Making do without artificial fertilizer would be a lot harder.

2 comments

Increased fuel means a lot more CO2. That is a very significant factor you cannot ignore.
Perhaps if herbicides weren't viable, more work would've gone into developing the mechanical alternatives and we'd have had solar-powered machines removing weeds from fields.
Soil resistance is worse than air resistance, but similar concept. It needs a lot of energy to overcome.
More CO2 compared to what tractors use today, yes. But that is not a lot compared to the rest of the human civilization spend on transportation.

So no, it is not a very significant factor.

Increased work and fuel means increased costs, increased costs means increased prices, increased prices means less food available for purchase by those on the margins, less food means starvation.
So anything that effects food prices, regardless of magnitude, causes mass starvation?
No, not regardless of magnitude. But anything that have a large impact on food prices will decrease the ability of poor people to pay for it. It’s not rocket science.
Then it's a discussion about magnitude and jumping to starvation is unfounded.
Price increases due to disruption of Ukrainian grain shipments from the war substantially threatened African food stability.

Despite their being plenty of capacity elsewhere because the smaller redirects of trucking into the European markets crashed prices enough that it led to protests in Poland and discontent elsewhere (though probably with significant Russian psyops involvement).
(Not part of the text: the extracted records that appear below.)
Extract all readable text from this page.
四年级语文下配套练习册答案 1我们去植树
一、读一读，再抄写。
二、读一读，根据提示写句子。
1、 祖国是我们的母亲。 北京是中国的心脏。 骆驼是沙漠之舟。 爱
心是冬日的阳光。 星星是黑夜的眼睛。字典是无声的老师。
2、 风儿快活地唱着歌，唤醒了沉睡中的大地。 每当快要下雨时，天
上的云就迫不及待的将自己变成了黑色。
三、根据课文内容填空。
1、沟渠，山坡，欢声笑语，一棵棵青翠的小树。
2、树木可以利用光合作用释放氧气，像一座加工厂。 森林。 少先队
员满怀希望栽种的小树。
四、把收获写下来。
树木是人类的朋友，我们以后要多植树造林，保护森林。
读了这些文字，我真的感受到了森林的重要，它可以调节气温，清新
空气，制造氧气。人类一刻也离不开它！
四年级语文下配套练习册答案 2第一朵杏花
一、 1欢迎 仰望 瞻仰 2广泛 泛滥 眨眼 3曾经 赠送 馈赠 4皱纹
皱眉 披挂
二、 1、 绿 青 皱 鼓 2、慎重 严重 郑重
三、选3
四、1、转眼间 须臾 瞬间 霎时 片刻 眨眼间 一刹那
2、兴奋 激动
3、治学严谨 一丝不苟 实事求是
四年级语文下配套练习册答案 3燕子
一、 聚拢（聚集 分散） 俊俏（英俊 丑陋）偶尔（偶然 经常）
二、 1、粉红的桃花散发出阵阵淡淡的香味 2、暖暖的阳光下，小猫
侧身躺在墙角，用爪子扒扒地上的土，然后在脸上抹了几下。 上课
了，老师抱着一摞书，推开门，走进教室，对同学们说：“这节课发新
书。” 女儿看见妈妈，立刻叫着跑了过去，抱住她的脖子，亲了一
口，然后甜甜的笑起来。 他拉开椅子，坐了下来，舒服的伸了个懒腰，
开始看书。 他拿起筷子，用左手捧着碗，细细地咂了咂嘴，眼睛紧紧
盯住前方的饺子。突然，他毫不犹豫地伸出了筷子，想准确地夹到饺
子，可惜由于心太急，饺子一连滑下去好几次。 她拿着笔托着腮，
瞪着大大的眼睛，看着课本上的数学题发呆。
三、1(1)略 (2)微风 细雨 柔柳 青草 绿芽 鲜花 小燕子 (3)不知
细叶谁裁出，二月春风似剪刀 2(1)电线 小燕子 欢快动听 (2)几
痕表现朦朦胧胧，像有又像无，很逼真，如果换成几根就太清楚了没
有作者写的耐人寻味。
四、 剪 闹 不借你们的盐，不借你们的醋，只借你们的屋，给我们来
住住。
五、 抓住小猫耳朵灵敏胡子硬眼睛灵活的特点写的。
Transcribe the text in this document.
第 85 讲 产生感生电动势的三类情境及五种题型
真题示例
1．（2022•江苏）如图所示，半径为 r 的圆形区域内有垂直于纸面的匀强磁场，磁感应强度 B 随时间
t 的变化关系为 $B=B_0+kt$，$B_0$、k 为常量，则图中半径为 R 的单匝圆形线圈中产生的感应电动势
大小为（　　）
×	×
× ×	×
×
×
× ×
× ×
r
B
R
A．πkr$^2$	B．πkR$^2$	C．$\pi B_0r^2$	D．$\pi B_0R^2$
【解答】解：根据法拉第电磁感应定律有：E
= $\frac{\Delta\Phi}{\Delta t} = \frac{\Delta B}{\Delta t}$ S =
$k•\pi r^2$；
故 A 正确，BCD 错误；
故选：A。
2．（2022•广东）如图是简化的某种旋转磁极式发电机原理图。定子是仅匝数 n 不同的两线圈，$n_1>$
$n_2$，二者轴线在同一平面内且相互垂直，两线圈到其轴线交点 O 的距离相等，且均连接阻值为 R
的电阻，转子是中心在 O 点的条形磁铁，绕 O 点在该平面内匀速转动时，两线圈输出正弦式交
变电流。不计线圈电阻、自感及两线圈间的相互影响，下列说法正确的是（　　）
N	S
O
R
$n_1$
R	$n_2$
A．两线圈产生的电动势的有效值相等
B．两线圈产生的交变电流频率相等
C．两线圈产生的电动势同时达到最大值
People are already starving in the world. With higher prices the amount of people starving would be more. It's gonna be ten thousand more or a million more? That's up for debate.
Anything that causes food prices to rise a lot causes starvation yea, when prices go up people consume less.
We have resources for plenty of nonessential expenditures that could be diverted if avoiding starvation was our collective goal. I’m not always sure it would be, but the constraint isn’t a death sentence on its own.